Aydınlatma ve İnsan Odaklı Tasarım
Günümüzün çalışma sistemleri görev odaklıdır. Modern aydınlatma ve görevlerimizi yerine getirdiğimiz alanlar ihtiyaçlarımızı karşılamalı ve bizi harekete geçmeye teşvik etmelidir.
Çalışanların beklentileri değişir; bazen odaklanma ve enerji gerektirirler, ancak çoğu zaman aynı zamanda sakinlik veya ilham da gerektirirler.
İnsan odaklı tasarım, iç mekanları insanlara göre uyarlamaktır, tam tersi değil.
Burada önemli olan nokta, ofis aydınlatmasının rengi, yoğunluğu ve niceliği doğal ışığın özelliklerini, yani insan görüşünü en iyi şekilde değerlendiren ışığı yansıtması gerektiğidir.
İnsan odaklı tasarım kavramı nereden kaynaklanıyor?
İnsan merkezli tasarım, insanlara odaklanır; onların ihtiyaçlarını, beklentilerini, olasılıklarını, korkularını ve sınırlamalarını göz önünde bulundurur.
Bu teorinin 1980'lerde kurucusu olan Donald Norman, bir projenin nihai ürününün kusursuz bir şekilde çalışmasını garanti altına alarak kullanıcıya geri gönderilmesini sağlayan bir süreç önerdi.
İnsan odaklı tasarım, Avrupa Komisyonu tarafından modern aydınlatma alanındaki bilgiyi genişletmek ve bu alandaki teknolojik gelişmelere odaklanan uygulamaları desteklemek amacıyla 2013-2016 yılları arasında başlatılan İnsan Odaklı Aydınlatma (HCL) projesinin ortaya çıkmasına neden olmuştur. Bu faaliyetlerin sonuçları, ofis aydınlatmasının çalışan sağlığı ve üretkenliği üzerindeki etkisini açıkça ortaya koymaktadır. Mevcut standartlar yalnızca ışık yoğunluğunu, parlamayı veya renksel geriverimi düzenler, çalışanların işyerindeki konforunu doğrudan ele almaz.

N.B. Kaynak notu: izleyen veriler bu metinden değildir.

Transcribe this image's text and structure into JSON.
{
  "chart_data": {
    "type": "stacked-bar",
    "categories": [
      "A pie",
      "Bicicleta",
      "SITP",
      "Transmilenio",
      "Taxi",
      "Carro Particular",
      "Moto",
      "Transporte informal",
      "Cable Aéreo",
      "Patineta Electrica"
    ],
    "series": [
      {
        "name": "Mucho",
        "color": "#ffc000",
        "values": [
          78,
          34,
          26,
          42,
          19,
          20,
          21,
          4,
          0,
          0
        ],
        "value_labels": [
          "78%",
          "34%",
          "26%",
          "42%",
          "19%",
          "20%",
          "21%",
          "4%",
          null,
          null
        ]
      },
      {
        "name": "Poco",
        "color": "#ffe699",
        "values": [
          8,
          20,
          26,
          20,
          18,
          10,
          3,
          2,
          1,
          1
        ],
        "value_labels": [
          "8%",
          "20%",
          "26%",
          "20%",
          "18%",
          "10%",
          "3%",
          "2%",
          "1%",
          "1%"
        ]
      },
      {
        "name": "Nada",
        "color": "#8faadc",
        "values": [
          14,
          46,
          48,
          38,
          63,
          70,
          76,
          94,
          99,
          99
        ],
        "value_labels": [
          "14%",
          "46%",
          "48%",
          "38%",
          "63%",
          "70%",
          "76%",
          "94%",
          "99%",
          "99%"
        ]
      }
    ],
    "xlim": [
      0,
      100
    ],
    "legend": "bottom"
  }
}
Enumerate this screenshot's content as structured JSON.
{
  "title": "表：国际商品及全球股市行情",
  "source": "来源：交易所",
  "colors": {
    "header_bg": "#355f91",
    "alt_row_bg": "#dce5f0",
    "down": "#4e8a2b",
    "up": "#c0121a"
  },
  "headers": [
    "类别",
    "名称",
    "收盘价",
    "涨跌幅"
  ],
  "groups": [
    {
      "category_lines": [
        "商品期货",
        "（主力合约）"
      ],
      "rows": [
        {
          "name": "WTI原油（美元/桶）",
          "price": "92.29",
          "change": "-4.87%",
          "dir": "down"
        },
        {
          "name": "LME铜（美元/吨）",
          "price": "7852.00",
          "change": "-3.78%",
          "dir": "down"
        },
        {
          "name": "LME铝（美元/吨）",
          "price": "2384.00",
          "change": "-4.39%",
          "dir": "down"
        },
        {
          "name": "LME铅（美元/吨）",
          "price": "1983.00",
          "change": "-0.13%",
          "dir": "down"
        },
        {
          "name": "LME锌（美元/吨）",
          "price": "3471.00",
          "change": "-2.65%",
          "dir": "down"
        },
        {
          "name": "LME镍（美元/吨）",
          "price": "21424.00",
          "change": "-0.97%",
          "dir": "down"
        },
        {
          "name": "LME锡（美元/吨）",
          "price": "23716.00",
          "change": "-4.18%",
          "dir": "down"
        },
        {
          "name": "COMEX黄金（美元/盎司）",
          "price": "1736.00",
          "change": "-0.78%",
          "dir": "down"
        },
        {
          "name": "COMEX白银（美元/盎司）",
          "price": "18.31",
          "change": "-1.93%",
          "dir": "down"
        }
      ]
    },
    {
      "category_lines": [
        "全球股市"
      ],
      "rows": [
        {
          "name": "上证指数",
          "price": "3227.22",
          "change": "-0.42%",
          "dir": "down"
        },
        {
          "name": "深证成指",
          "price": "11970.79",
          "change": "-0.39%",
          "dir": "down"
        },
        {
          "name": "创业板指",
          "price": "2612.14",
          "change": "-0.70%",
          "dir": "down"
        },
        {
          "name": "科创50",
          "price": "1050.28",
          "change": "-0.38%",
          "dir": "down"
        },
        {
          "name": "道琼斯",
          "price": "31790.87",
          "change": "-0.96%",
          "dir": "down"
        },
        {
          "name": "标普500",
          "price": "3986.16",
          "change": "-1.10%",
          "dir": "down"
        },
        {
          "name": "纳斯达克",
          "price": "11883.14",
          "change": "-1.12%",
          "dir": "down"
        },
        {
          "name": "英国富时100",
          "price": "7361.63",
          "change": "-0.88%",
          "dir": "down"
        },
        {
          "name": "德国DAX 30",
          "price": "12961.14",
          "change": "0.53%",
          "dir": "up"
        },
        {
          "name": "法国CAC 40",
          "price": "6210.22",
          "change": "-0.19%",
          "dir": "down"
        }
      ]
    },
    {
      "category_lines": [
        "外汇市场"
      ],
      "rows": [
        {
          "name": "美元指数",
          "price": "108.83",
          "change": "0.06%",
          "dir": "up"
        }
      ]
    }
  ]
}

Bunun yerine, zayıf aydınlatma parametrelerinin sağlık üzerindeki etkilerini dolaylı olarak ele alırlar.
Projenin temel önerisi, ofis aydınlatmasının sirkadiyen ritimlere göre optimize edilmesidir. Gün ışığı biyolojik saatlerimizi düzenler, aktiviteyi teşvik eder veya dinlenmemizi sağlar. Bunun nedeni, retinadaki reseptörleri uyararak vücudumuza günün farklı saatlerine uyum sağlaması için sinyal göndermesidir. Güneş hareket ettikçe ışığın renk sıcaklığı, geliş açısı, yoğunluğu ve miktarı da değişir.
İşyeri veya dinlenme alanı için optimum aydınlatma
Günümüzde zamanımızın çoğunu iç mekanlarda, doğal ışığa sınırlı erişimle geçiriyoruz. Konforlu bir çalışma ve dinlenme ortamı sağlamak için, modern binalar ve ofisler için optimum aydınlatma çözümleri mümkün olduğunca gün ışığına yakın ve dolayısıyla esnek olmalıdır. Mevcut teknoloji, aydınlatma çözümlerini gerçek koşullara uyarlayarak akıcı aydınlatma koşulları yaratmamıza olanak tanır.
HCL, yoğunluğun odanın mevcut işlevine veya çalışanların gerçekleştirdiği görevlere uygun şekilde ayarlanmasını sağlamakla kalmaz, aynı zamanda renk sıcaklığını ayarlayarak mavi ışık huzmelerini uyarır ve geceleri azaltarak rahatlamayı destekler. Bu sistem, üç vardiya çalışan veya sık sık saat dilimi değiştiren çalışanlara destek olmak için faydalı olabilir.
HCL ve Yasal Sorunlar
HCL araştırması, sistemi kullanan kişilerin kendilerini %18 daha üretken, enerjik (%71), daha mutlu (%78) ve daha sağlıklı (%78) hissettiğini gösteriyor.
İşverenlerin kendileri de şu avantajlardan yararlanır:
Artan üretkenlik
Daha az hata veya işyeri kazası
En önemlisi, çalışanların refahı ve konforunun artması.
İnsan odaklı aydınlatmanın (HCL) hayata geçirilmesinin önündeki en büyük engellerden biri, ofislerde, işyerlerinde veya depolarda uygulanmasını düzenleyen yasal standartların eksikliği ve faydalarının yaygın olarak bilinmemesidir. Lighting Europe, düzenleyicilerin 2025 yılına kadar HCL'yi dikkate almasını sağlamayı hedeflemiştir.